Now being called the greatest track and field athlete since Jesse Owens, Lewis is ineligible to compete on the University of Houston track team.
"People will think I'm some dumb, idiot jock, no matter what," he says bitterly.
And he's not. His 1.59 grade-point average belies his academic upbringing. Both of his parents teach school, and an older brother is a Brandeis University graduate.
What amazes me is that someone didn't grab Carl and say, "There is no pro track. Make sure you get your degree."
Yet Houston Athletic Director Cedric Dempsey claims that Lewis "had every opportunity for tutoring, but turned it down, saying he could do the work without them. We believed him."
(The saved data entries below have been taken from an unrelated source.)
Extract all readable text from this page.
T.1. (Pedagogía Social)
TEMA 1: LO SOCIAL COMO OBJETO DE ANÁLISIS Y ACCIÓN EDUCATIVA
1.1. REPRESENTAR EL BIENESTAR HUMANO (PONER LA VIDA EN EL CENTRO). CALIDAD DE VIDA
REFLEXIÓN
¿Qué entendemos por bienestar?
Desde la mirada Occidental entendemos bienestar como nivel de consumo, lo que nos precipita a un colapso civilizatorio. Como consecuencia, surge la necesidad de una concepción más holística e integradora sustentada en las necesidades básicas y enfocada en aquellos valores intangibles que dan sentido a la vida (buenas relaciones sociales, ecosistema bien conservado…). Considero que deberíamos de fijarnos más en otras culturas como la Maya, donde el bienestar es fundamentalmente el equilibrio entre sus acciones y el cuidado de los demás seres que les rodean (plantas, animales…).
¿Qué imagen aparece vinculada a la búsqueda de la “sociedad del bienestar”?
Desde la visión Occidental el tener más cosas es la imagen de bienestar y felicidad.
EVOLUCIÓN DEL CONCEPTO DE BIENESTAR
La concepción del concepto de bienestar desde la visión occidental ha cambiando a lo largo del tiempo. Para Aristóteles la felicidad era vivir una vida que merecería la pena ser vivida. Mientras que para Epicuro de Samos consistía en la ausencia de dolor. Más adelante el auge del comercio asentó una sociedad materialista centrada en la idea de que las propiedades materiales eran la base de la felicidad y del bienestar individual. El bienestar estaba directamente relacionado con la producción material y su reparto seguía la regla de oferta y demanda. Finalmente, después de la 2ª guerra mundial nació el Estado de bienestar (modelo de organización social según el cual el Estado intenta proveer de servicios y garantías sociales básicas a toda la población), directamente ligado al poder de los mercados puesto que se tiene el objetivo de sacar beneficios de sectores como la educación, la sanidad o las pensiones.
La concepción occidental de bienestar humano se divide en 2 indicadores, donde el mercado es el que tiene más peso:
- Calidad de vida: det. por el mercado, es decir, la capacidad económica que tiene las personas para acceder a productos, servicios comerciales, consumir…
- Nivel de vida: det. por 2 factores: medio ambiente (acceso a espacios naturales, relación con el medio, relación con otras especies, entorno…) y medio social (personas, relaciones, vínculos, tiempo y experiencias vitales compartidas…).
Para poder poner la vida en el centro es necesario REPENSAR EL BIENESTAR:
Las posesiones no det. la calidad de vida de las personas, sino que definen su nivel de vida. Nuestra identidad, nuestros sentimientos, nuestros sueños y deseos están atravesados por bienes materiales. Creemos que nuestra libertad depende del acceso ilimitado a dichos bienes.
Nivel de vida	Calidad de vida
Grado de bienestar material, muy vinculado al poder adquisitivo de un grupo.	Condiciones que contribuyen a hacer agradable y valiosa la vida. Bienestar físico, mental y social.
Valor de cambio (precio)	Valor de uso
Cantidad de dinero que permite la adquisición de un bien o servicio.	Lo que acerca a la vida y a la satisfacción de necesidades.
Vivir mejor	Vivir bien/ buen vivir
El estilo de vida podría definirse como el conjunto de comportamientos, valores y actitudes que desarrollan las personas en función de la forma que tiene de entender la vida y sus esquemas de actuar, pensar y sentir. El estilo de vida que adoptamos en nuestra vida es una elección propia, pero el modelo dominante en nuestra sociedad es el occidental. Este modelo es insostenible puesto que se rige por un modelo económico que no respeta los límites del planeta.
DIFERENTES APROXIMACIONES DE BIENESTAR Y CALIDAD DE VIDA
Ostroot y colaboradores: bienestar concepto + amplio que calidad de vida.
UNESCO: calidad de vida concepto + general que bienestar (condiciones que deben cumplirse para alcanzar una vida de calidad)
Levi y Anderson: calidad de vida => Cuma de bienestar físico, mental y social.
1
A month ago Lewis set a world indoor long jump record of 28 feet 1 inch. He runs 100 meters in 10 seconds flat and 200 meters in 20.66 seconds.
A three-unit history class was his downfall. Because the professor refused to reschedule an exam, and because Lewis missed too many discussion sessions, he failed the course. But Carl was proceeding on another set of assumptions:
"Athletes on scholarship at Houston regularly make arrangements to take exams at odd times. I assumed my situation would be taken care of. But it wasn't."
Somebody goofed and, as a result, a triple-threat athlete has had his record blemished.
Houston Coach Tom Tellez believes that Carl "suddenly got too good too soon. Tremendous demands are made on him, and he is besieged by offers to run in meets all over the place. I don't always agree with the demanding offcampus schedule he keeps, but as long as he fulfills his obligations to our team, we cannot forbid Carl from running whenever he likes."
Lewis must shoulder some of the blame. He knew athletes on scholarship must pass 24 units of study each year to remain eligible for varsity teams.
Carl's sister Carol, also a track athlete at Houston, is bitter: "Carl is getting too much pressure to compete in outside meets that are termed important. Some of the meet directors don't have any consideration at all. The president of the Meadowlands calls our athletic director to see if Carl can come two days early to help with publicity. And that was after Carl first told this guy no."
Carl realizes he must realign his priorities, and he plans to graduate in 1984 and then try out for the Olympics.
Nine months ago, when Carl Lewis was first noticed carrying a 1.59 average, the system should have red-flagged him. Can one plausibly expect a 20-year-old to carry a full academic load and run in school meets and outside events, after barely maintaining a C average previously?
Dempsey is sympathetic but firm: "It is just as embarrassing to the University of Houston as it is to Carl that he is ineligible. We offered him tutorial help. He turned it down."
Carl's parents are worried, his coach is without the services of a world-class athlete, the athletic director is embarrassed and Carl is bitter. And all of this could have been prevented.